I mean, you’re left wondering who was looking for Martin Kemp and why and then discover it was another reality TV related search. One DirectionsLouis Tomlinson follows Kemp who is followed by Little Mix‘s Jesy Nelson and the less said of either of those two the better, frankly.

But it’s the last two, number nine and number ten, that throw up more questions than answers, Motley Crue and The Cure. It appears Motley Crue were on the list as a result of a documentary called The Dirt, released on Netflix it was universally panned, The Cure were on tour and are a great band so that’s okay.

Now, before I continue, I realise it isn’t fair to laugh at people who aren’t here to defend themselves.

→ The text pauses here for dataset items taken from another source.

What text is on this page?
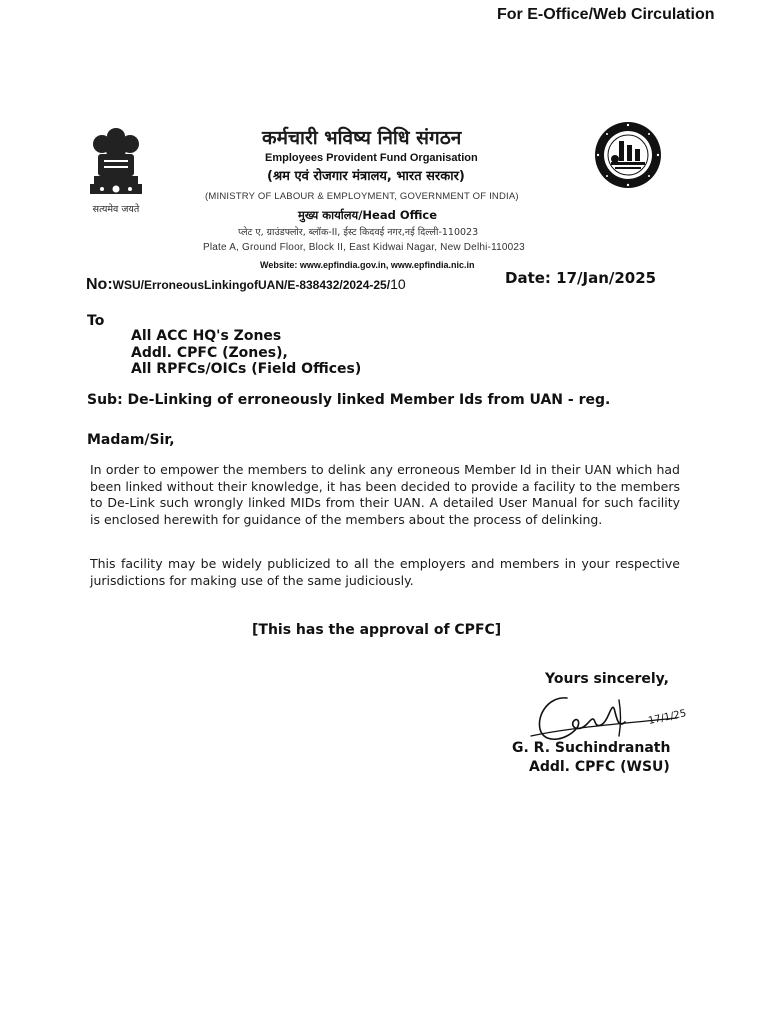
For E-Office/Web Circulation
सत्यमेव जयते
कर्मचारी भविष्य निधि संगठन
Employees Provident Fund Organisation
(श्रम एवं रोजगार मंत्रालय, भारत सरकार)
(MINISTRY OF LABOUR & EMPLOYMENT, GOVERNMENT OF INDIA)
मुख्य कार्यालय/Head Office
प्लेट ए, ग्राउंडफ्लोर, ब्लॉक-II, ईस्ट किदवई नगर,नई दिल्ली-110023
Plate A, Ground Floor, Block II, East Kidwai Nagar, New Delhi-110023
Website: www.epfindia.gov.in, www.epfindia.nic.in
No:WSU/ErroneousLinkingofUAN/E-838432/2024-25/10	Date: 17/Jan/2025
To
All ACC HQ's Zones
Addl. CPFC (Zones),
All RPFCs/OICs (Field Offices)
Sub: De-Linking of erroneously linked Member Ids from UAN - reg.
Madam/Sir,
In order to empower the members to delink any erroneous Member Id in their UAN which had been linked without their knowledge, it has been decided to provide a facility to the members to De-Link such wrongly linked MIDs from their UAN. A detailed User Manual for such facility is enclosed herewith for guidance of the members about the process of delinking.
This facility may be widely publicized to all the employers and members in your respective jurisdictions for making use of the same judiciously.
[This has the approval of CPFC]
Yours sincerely,
17/1/25
G. R. Suchindranath
Addl. CPFC (WSU)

But have you seen the American list?

Between ‘Intermittent fasting diets’, ‘Baby Yoda’, ‘Baby Shark’, Jussie Smollett, Lil Nas and his Old Town Road, to Cardi B, the Government shutdown and the Equifax breach, the US list makes for odd reading.

How do people get through life having grown up in America without ever having heard of Area 51, surely everyone who has ever connected to a computerised device anywhere has heard of Area 51?

The global list is even less appealing, and almost as enraging, Lil Nas makes another appearance, as does Alladin and A Whole New World which frankly, should the only payload on any spacecraft sent to the furthest reaches of the universe, destined to never return.

The only saving grace on any of the lists is perhaps the interest paid in television shows, for the vast majority of the English speaking world, there are three contenders for top place, it is a neck and neck race between Game of Thrones, Stranger Things and Chernobyl, though, on the UK chart Love Island comes in at number three.

Love Island. 

As a thing, the data is nice, it’s curious, if you do a deep dive there are interesting trends, moments in time caught where the world apparently has the same curiosity, or the entire planet is staring at their screen utterly bereft of any clue what is going on and have turned to their phones and Google for an answer.

Though, if that answer is Love Island or Old Town Road you have to wonder about the question, when data gives you Love Island and Lil Nas, you have to ask if there’s a need for Google to collectively embarrass us?

At least people can make nice graphics, gotta look on the bright side, right?